15 Yıl Önce Çekilen Asmalı Konak'ın Seyir Kalitesi Günümüz Dizilerinden Neden Daha İyi?

2002-2003 yılları arasında ATV'de yayınlanan, başrollerinde Özcan Deniz ve Nurgül Yeşilçay'ın oynadığı Asmalı Konak dizisi, birçok açıdan Türk dizileri tarihinde çok önemli bir yere sahip.
15 Yıl Önce Çekilen Asmalı Konak'ın Seyir Kalitesi Günümüz Dizilerinden Neden Daha İyi?

bu dizi türk dizileri külliyatının dönüm noktası ve kilometre taşıdır. eğer bugün dizi çekecek yapımcılar "neyi nasıl yapmak gerekiyor?" sorusuna cevap arıyorsa asmalı konak'a bakabilirler. bu konuda oturup uzun uzun yazmak lazım; çünkü fenomen haline gelmiş yakın dönem türk dizilerinin ardından piyasada gözle görülür bir boşluk oluştu. bu boşluktan faydalanan fox dizileri zamanının nuran devres dizileri gibi  bir tempoda ilerliyor. hikâye açısından sürükleyici detaylar barındırsalar da yapı olarak gerek oyunculuklar, gerekse senaryo 90'lar dizilerinden hallice bir durumdalar.

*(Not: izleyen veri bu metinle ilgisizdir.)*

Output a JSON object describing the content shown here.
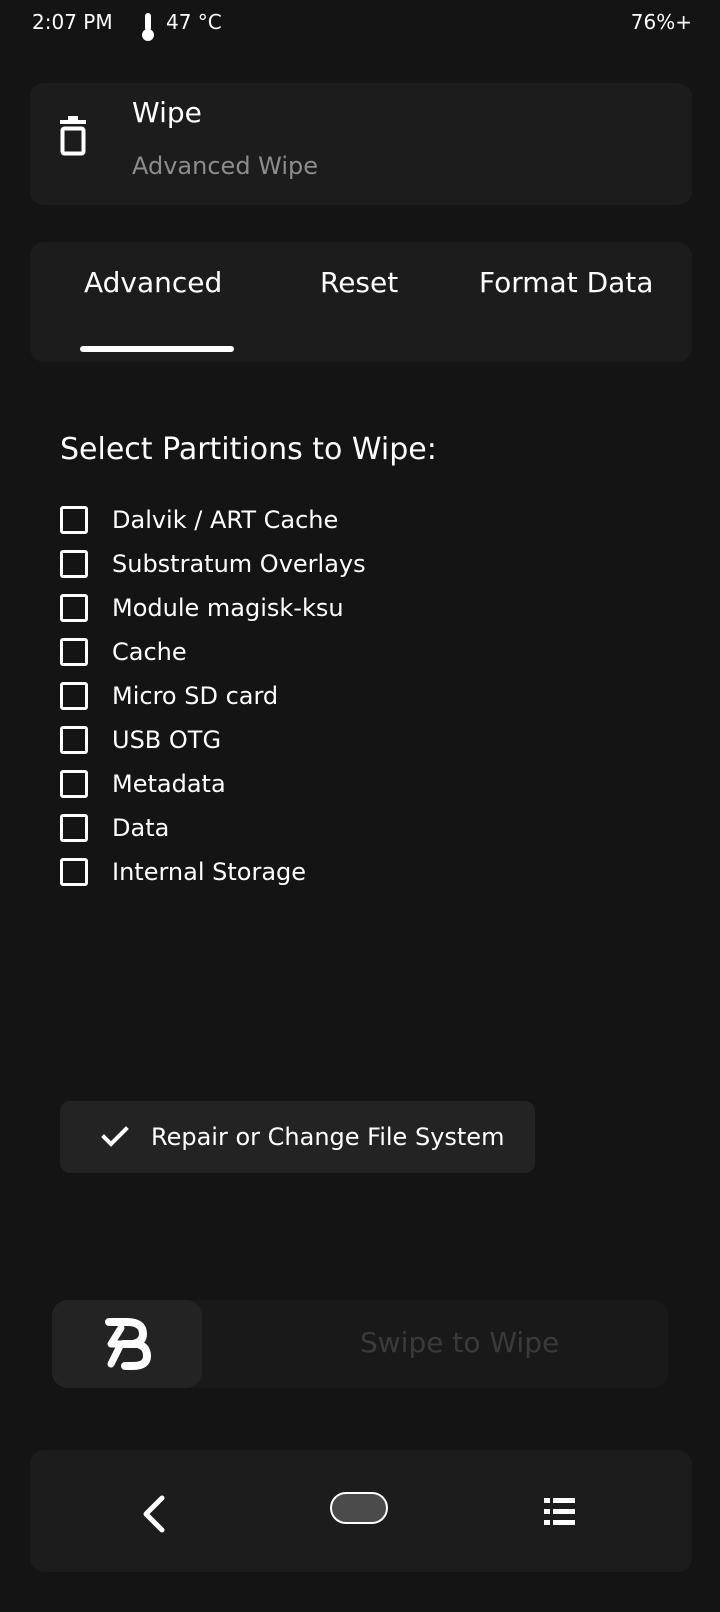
{
  "status_bar": {
    "time": "2:07 PM",
    "temperature": "47 °C",
    "battery": "76%+",
    "thermometer_icon": "thermometer-icon"
  },
  "header": {
    "icon": "trash-icon",
    "title": "Wipe",
    "subtitle": "Advanced Wipe"
  },
  "tabs": [
    {
      "label": "Advanced",
      "active": true
    },
    {
      "label": "Reset",
      "active": false
    },
    {
      "label": "Format Data",
      "active": false
    }
  ],
  "partitions": {
    "heading": "Select Partitions to Wipe:",
    "items": [
      {
        "label": "Dalvik / ART Cache",
        "checked": false
      },
      {
        "label": "Substratum Overlays",
        "checked": false
      },
      {
        "label": "Module magisk-ksu",
        "checked": false
      },
      {
        "label": "Cache",
        "checked": false
      },
      {
        "label": "Micro SD card",
        "checked": false
      },
      {
        "label": "USB OTG",
        "checked": false
      },
      {
        "label": "Metadata",
        "checked": false
      },
      {
        "label": "Data",
        "checked": false
      },
      {
        "label": "Internal Storage",
        "checked": false
      }
    ]
  },
  "repair_button": {
    "label": "Repair or Change File System",
    "icon": "check-icon"
  },
  "swipe": {
    "label": "Swipe to Wipe",
    "handle_icon": "app-logo-icon"
  },
  "nav": {
    "back_icon": "back-chevron-icon",
    "home_icon": "home-pill-icon",
    "menu_icon": "list-menu-icon"
  },
  "colors": {
    "background": "#141414",
    "card": "#1c1c1c",
    "text": "#ffffff",
    "muted": "#8c8c8c",
    "disabled_text": "#3a3a3a"
  }
}
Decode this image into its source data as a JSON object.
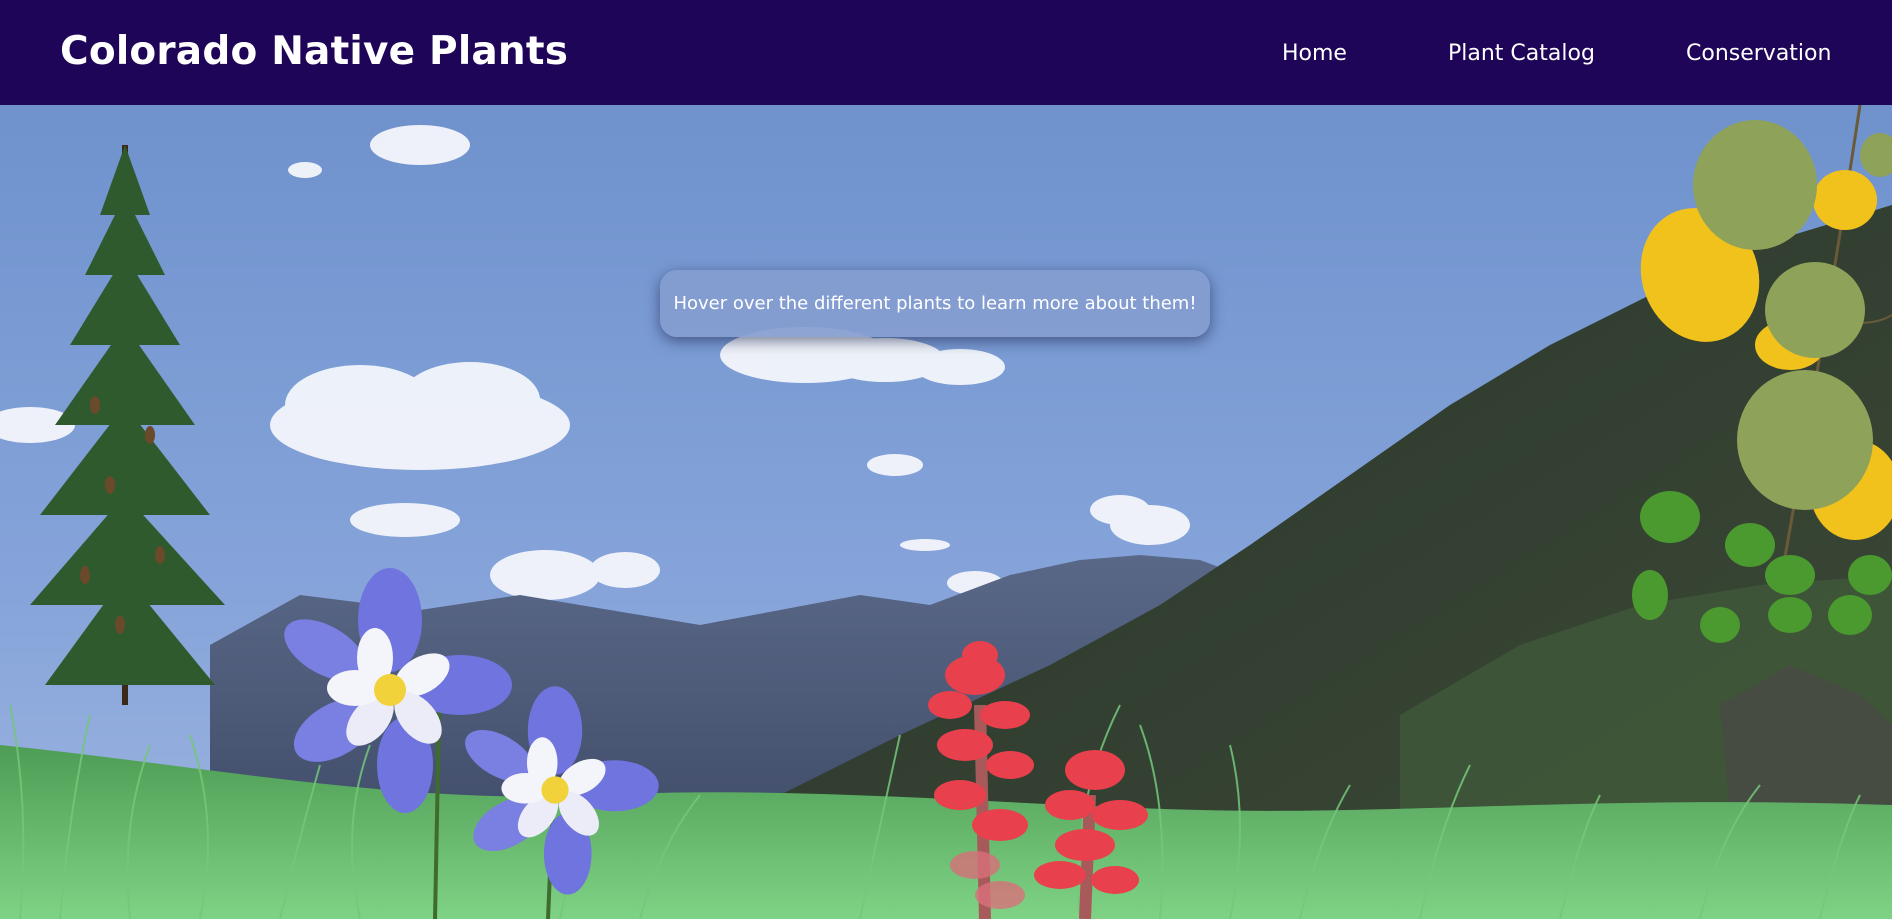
{
  "header": {
    "site_title": "Colorado Native Plants",
    "nav": [
      {
        "label": "Home"
      },
      {
        "label": "Plant Catalog"
      },
      {
        "label": "Conservation"
      }
    ]
  },
  "hint": {
    "text": "Hover over the different plants to learn more about them!"
  },
  "colors": {
    "header_bg": "#1e0557",
    "sky": "#7f9ed4",
    "mountain": "#4a5876",
    "forest": "#2d3a30",
    "grass": "#5fb867",
    "columbine_petal": "#7b7fe0",
    "paintbrush": "#e8404c",
    "aspen_yellow": "#f2c21c",
    "aspen_green": "#8fa25a",
    "spruce": "#2f5a2e"
  },
  "plants": [
    {
      "icon": "spruce-tree-icon"
    },
    {
      "icon": "columbine-flower-icon"
    },
    {
      "icon": "paintbrush-flower-icon"
    },
    {
      "icon": "aspen-leaves-icon"
    }
  ]
}
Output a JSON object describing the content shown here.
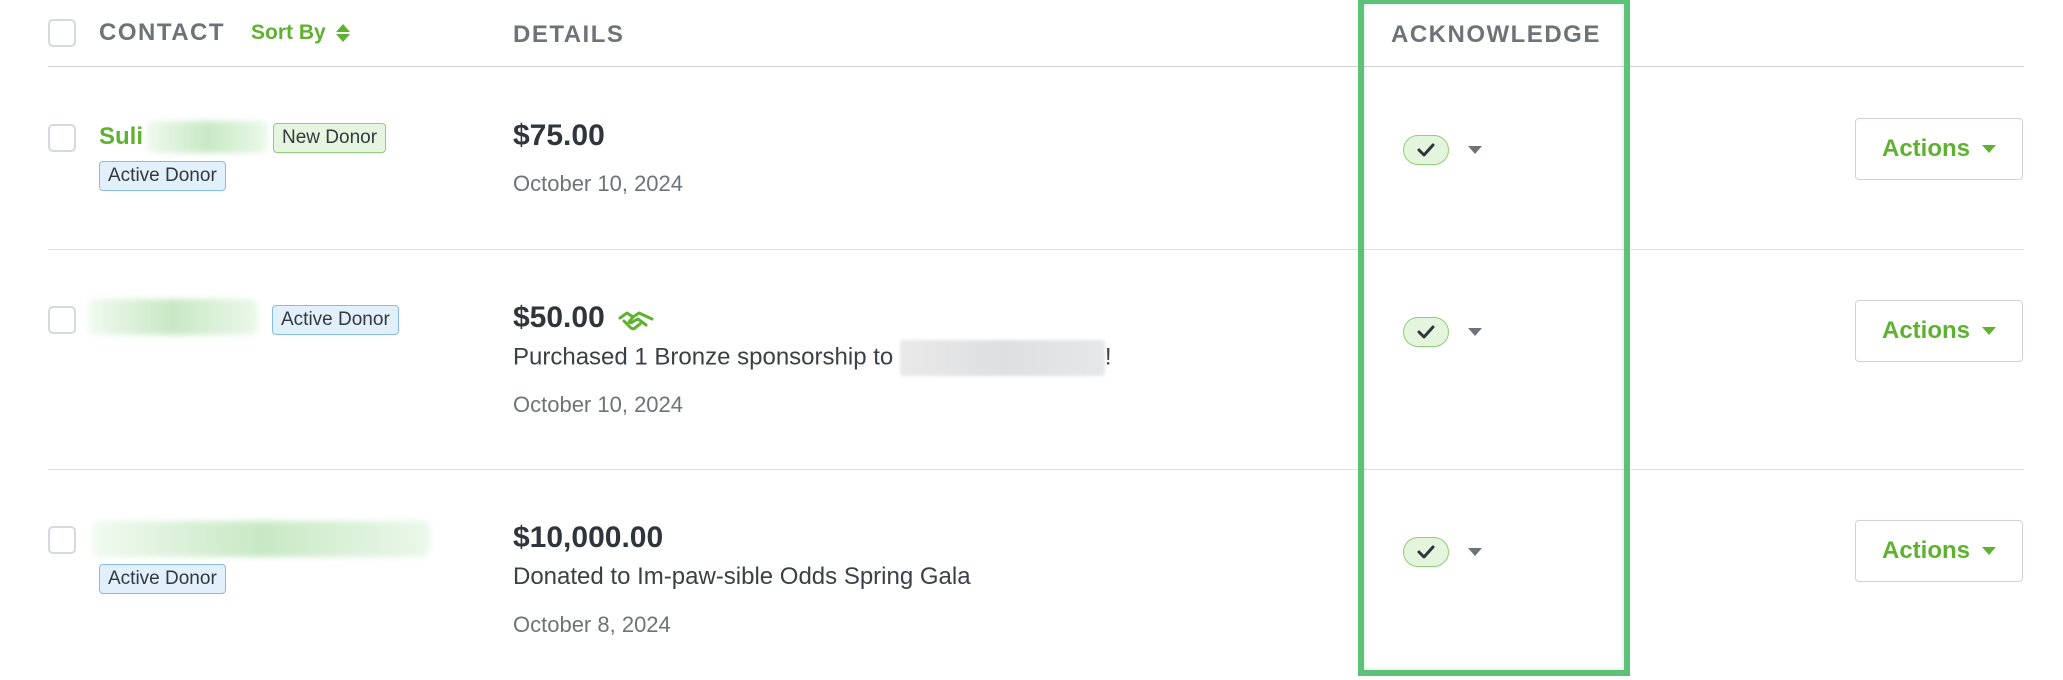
{
  "header": {
    "contact_label": "CONTACT",
    "sort_label": "Sort By",
    "details_label": "DETAILS",
    "acknowledge_label": "ACKNOWLEDGE"
  },
  "colors": {
    "accent_green": "#5fb130",
    "highlight_green": "#5cc27a",
    "active_badge_blue": "#e1f0fb",
    "new_badge_green": "#e6f5df"
  },
  "rows": [
    {
      "contact_name_visible": "Suli",
      "badges": [
        "New Donor",
        "Active Donor"
      ],
      "amount": "$75.00",
      "description": "",
      "date": "October 10, 2024",
      "acknowledged": true,
      "actions_label": "Actions"
    },
    {
      "contact_name_visible": "",
      "badges": [
        "Active Donor"
      ],
      "amount": "$50.00",
      "icon": "handshake-icon",
      "description_prefix": "Purchased 1 Bronze sponsorship to",
      "description_suffix": "!",
      "date": "October 10, 2024",
      "acknowledged": true,
      "actions_label": "Actions"
    },
    {
      "contact_name_visible": "",
      "badges": [
        "Active Donor"
      ],
      "amount": "$10,000.00",
      "description": "Donated to Im-paw-sible Odds Spring Gala",
      "date": "October 8, 2024",
      "acknowledged": true,
      "actions_label": "Actions"
    }
  ]
}
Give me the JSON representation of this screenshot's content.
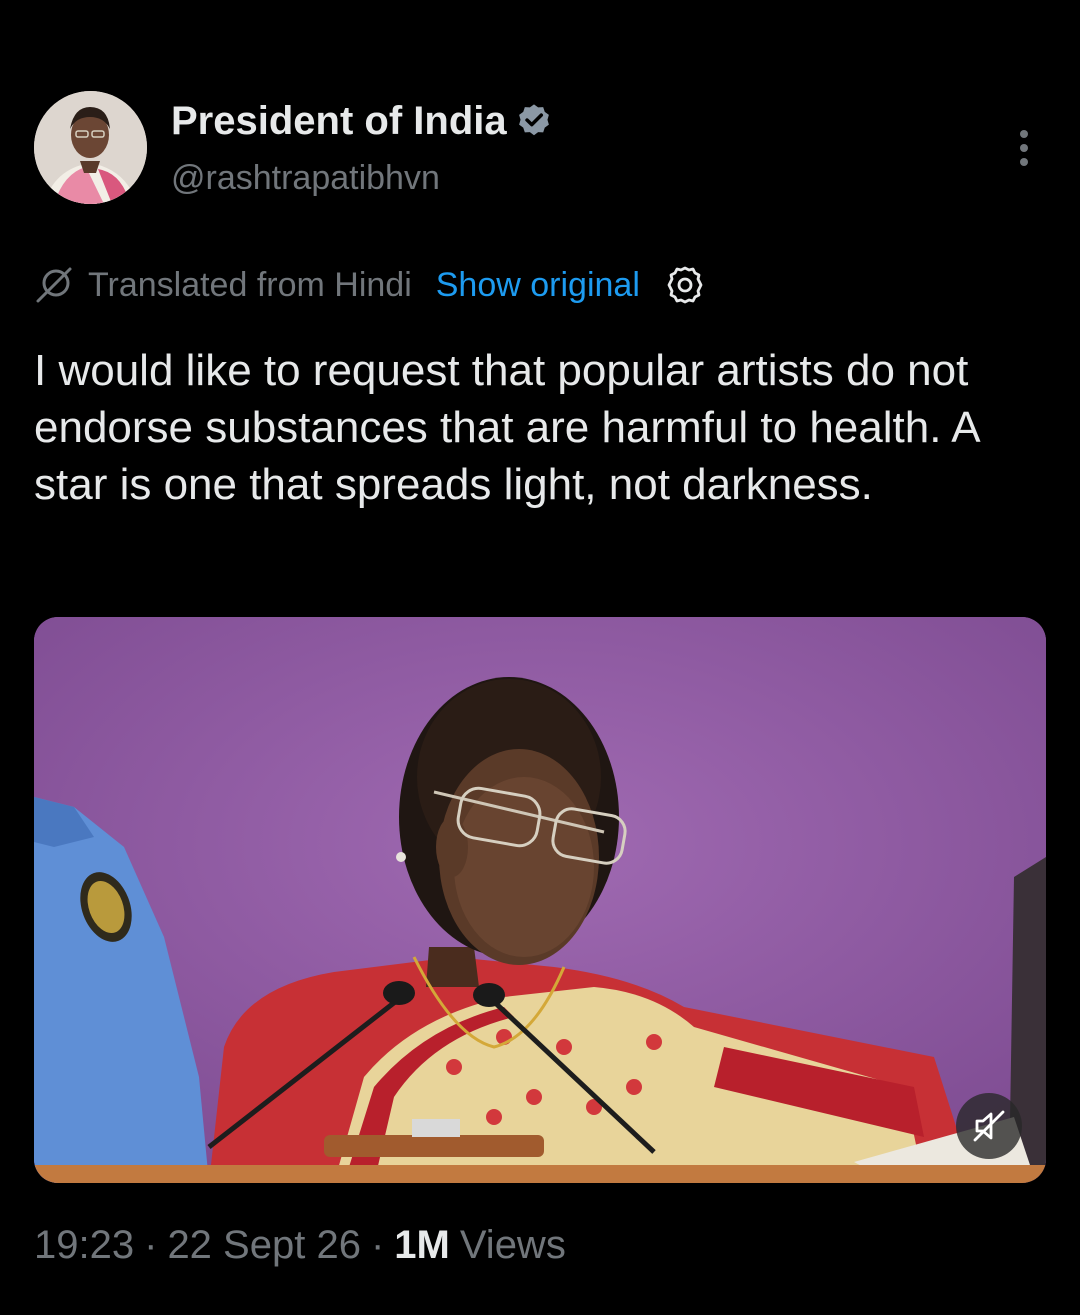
{
  "author": {
    "display_name": "President of India",
    "handle": "@rashtrapatibhvn",
    "verified_icon": "verified-badge-icon",
    "verified_color": "#8b98a5"
  },
  "translation": {
    "label": "Translated from Hindi",
    "show_original": "Show original",
    "link_color": "#1d9bf0"
  },
  "tweet": {
    "text": "I would like to request that popular artists do not endorse substances that are harmful to health. A star is one that spreads light, not darkness."
  },
  "media": {
    "type": "video",
    "muted": true,
    "mute_icon": "speaker-muted-icon"
  },
  "meta": {
    "time": "19:23",
    "date": "22 Sept 26",
    "views_count": "1M",
    "views_label": "Views",
    "separator": "·"
  },
  "colors": {
    "background": "#000000",
    "text_primary": "#e7e9ea",
    "text_secondary": "#71767b"
  }
}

fakat bundan 14 yıl önce çekilmiş asmalı konak çok daha modern ve seyir kalitesi yüksek bir türk dizisi deneyimi sunuyor. nedenlerine madde madde değineceğim. belki bir yapımcı okur da bir diziye bilmeden de olsa katkımız olur.

öykü

yapımcılar bunun farkında mı değil yoksa umursamıyorlar mı bilmiyorum fakat öykü ile senaryo aynı şey değil. genelde son dönem türk dizilerin patlamasının nedeni de öykülerinin sağlam bir temele dayanmayışı... öykü ve senaryoyu karşılaştırdığınızda, senaryonun daha teknik, daha kurallara dayalı ve daha formülize edilmiş bir yapısı olduğunu görebilirsiniz. fakat öykü, insanoğlunun kökenlerinde kendine yer bulmuş, geçmişten miras kalan evrensel bir olgu. giriş gelişme sonuç, çatışma, karakter gelişimi gibi senaryoya ait parçalardan ziyade işin çekirdeğini, temelini oluşturuyor. binayı sağlam dikmek için sağlam bir temele ihtiyacınız var. o nedenle asmalı konak bugünün vasat dizilerinden fersah fersah önde, o nedenle hâlâ toplumsal hafızada kendine yer edinmeyi başarabiliyor.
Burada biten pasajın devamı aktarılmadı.